Reposted from The Huntington Herald-Dispatch
There’s a great story behind the inspiration for “Lucinda,” one of the songs on Mark Bates’ recently released sophomore effort “Night Songs.”
There’s also a hilarious one.
Bates, the 24-year old Hurricane native and L.A. resident, returns to West Virginia for a show at the Creekside Café in Hurricane Saturday with his second record in tow, having fun playing music again.
Bates, like so many other aspiring musicians, went to Nashville a few years ago with big dreams that were crushed in short order. Despite releasing his solo debut, the Americana-heavy CD “Down The Narrow” in 2010, Bates didn’t realize his dreams as so many hope to.

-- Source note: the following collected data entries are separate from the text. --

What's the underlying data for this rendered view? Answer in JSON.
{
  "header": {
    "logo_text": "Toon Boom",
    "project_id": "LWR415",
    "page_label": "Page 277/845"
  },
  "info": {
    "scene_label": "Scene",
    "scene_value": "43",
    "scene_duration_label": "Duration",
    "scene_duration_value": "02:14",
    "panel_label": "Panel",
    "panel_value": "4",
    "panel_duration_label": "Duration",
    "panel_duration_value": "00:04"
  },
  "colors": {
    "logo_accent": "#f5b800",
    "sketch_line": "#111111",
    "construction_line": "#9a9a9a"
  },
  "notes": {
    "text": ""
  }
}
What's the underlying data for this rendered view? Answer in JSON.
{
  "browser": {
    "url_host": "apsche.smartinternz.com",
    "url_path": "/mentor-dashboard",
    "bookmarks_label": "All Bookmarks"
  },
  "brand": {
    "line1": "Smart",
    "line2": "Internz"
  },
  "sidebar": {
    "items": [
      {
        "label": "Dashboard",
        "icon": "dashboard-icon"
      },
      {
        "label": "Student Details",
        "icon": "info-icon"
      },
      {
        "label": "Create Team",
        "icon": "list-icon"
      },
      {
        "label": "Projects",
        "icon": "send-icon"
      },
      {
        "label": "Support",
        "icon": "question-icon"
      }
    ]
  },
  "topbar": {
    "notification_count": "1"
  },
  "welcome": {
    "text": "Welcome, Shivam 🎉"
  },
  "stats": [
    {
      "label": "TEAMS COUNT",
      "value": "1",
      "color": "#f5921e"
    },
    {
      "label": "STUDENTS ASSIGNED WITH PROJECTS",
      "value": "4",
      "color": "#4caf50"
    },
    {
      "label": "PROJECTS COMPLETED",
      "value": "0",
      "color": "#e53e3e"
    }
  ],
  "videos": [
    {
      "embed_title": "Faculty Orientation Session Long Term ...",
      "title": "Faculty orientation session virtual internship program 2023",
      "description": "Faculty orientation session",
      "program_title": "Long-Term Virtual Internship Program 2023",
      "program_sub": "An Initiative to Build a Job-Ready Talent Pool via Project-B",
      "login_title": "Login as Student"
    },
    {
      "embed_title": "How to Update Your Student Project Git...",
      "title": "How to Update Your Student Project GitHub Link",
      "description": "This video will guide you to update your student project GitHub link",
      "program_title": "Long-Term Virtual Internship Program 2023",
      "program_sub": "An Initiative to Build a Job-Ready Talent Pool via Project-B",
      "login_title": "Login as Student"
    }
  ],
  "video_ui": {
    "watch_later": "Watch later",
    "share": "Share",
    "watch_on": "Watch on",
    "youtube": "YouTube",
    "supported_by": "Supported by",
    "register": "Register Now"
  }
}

“Really, the Nashville thing, I call it a constructive failure,” the singer-songwriter said over the phone. “It was great to come out and get beat around, you know?”
Bates returned to West Virginia and took a most unexpected career turn: he enrolled in the West Virginia State Police Academy as a cadet. After more than two months, and a call from L.A. about making music again, Bates drove off one fateful night.
“The night I quit the police academy, it was a Sunday night, and Lucinda Williams was playing Mountain Stage. My mother was there, and she’s a huge fan, and so am I. So I drove straight off the hill, which is what they call the academy up there, and met my mother at Mountain Stage.
“I’d never seen her live but always wanted to,” Bates said of Williams, who he lists as an influence, among Tom Petty, Springsteen, and Tom Waits. “So it was kind of a magical thing. I went home, and the next day I wrote that song.”
Hearing Bates sing “I’m in love with Lucinda,” over and over, the obvious question would be: ‘You got a thing for Lucinda Williams?’
“It’s really not about her at all to be honest,” he said with a big laugh. “She was kind of on my mind, and the syllables of her name just sounded good, and how they rolled was a nice fit. But her involvement with [“Night Songs” producer] Eric [Liljestrand] was the reason I met with him; he produced some records for her that I really liked.
“It’s pretty funny, Eric, when we recorded that song, he said ‘Just be sure when you talk to her, just tell her that song’s not about her. You don’t want to freak her out,’” he said laughing. “I’ve got to be careful because I’ll see her out from time to time and her husband’s usually with her.”
Bates actually did meet Williams at the release show for “Night Songs” out in L.A.
“She ended up coming to the release show, and I got to meet her, and she hung out and was great. She was super nice to my family, and I got to introduce her to my mom, which was the coolest thing.”
Comparing the response to his music in L.A. as opposed to Nashville, Bates said it was like night and day.
“Instantly it just felt better,” he said. “The reception to what I was doing was great. So I was able to get a decent little following, and find a niche for what I was doing. So it’s been great.”
Bates said despite the warm welcome in L.A., and critical praise for the new record, most musicians, these days, need to be D.I.Y and totally self-sufficient.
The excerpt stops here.